In the food sector, while the product packaging looks similar, it can e.g. have different flavours. In fashion, the same garment can come in many different colors and sizes. The strategy behind offering a product in slight variations is called horizontal differentiation which touches upon nearly every industry in some way but is most common with food, cosmetics, and fashion.
In order to cater to increasing customer demands, retailers increase the number of products they are offering. This is known as SKU (stock-keeping unit) proliferation. That means we went from e.g. only one type of spaghetti sauce in the past to hundreds these days. Considering this happens for many products that are commercially available today, it’s not difficult to imagine what challenges these pose to the supply chain.
Mass production is an efficient and cost-effective way to produce a lot of one product. Unfortunately, this ‘one product’ will only suit the tastes of some and when competitors are involved, this can result in unsold units and waste. To counteract this, different types of e.g. sauce are produced in smaller batches, which carries much higher manufacturing overheads.

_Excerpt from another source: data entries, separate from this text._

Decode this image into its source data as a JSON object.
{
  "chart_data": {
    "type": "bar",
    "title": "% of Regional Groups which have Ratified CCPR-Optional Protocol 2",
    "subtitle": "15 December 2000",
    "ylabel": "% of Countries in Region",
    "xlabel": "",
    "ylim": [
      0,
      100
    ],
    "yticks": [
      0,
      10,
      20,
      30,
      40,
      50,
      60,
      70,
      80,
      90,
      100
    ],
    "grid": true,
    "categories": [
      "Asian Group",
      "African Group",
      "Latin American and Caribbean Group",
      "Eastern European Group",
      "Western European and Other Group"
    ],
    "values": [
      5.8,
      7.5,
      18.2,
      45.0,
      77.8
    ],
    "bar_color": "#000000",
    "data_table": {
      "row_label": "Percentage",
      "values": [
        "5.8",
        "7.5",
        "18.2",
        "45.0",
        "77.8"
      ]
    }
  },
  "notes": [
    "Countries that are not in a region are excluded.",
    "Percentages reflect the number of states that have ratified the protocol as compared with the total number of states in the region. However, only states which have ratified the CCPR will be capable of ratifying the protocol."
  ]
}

Space and storage are a considerable risk when having hundreds of different variations of products to distribute. If one style of product goes out of “fashion,” when there are still units to be sold, those units will take up a huge amount of storage space which could be put to better use.
This also affects how the warehouse is organized, a process known as “slotting.” While popular products are placed near the packing area to reduce travel time, less popular ones are moved further away. This reduces movement during peak times, making operations more efficient.
Slotting is easily managed when managing inventory for peaks, but variation trends are much harder to predict. This means the warehouse is arranged and rearranged more and more frequently to improve efficiency which takes much time and effort.
Accuracy: With smaller amounts of individual products but greater overall number of stock in denser locations, the chances of a mis-pick are higher. This directly affects the end customer’s experience. That’s why SKU proliferation drives the need for more accuracy.
Efficiency: Products are more spread out across the warehouse, even when slotting is carefully managed. As a result, picking full pallets takes longer, even when enough staff are available. Instead of concentrating their time on picking, workers spend their time moving between locations.
The impact of voice technology
Voice allows hands- and eyes-free work, allowing employees to concentrate on the task at hand. The worker receives instructions directly via headset which happens step by step. Each time a task has been completed, the worker confirms, and the action is recorded on the system before a new action prompt is issued. This ensures the correct product is always picked at the correct time which reduces mis-picks. Plus, it decreases the time spent looking for the correct items. In terms of efficiency, it makes it possible to process multiple orders simultaneously and utilizing team members’ capacities differently).
Plus, it’s easy to combine with warehouse management systems (WMS) and other efficiency-focused innovative solutions, such as robotics.
Voice-directed work gives warehouse operatives easy to follow step-by-step guidance. By setting defined operational rules, for example how to correctly build a mixed pallet, it increases both accuracy (up to 25%) and productivity (up to 35%). With a growing number of individual SKUs, the opportunity for quantity errors increases. Through a “countdown” capability, once an operative has stated the quantity of a product they have picked, voice will confirm the remaining stock level, with no further physical checking input needed.
The future of SKUs
Given the sheer volume of SKUs, it’s possible they could stay at this level, as certain products and variants fall out of favor. However, it’s unlikely we’ll see a decrease. That’s why it’s important for warehouses to meet managing proliferation complexities head-on. While voice is a solution for a part of these challenges, other problems such as space and storage have to be addressed otherwise, such as with automated storage solutions which allow greater storage density. Lastly, the multi-dimensional challenges require a multi-dimensional solution of which voice could form a part.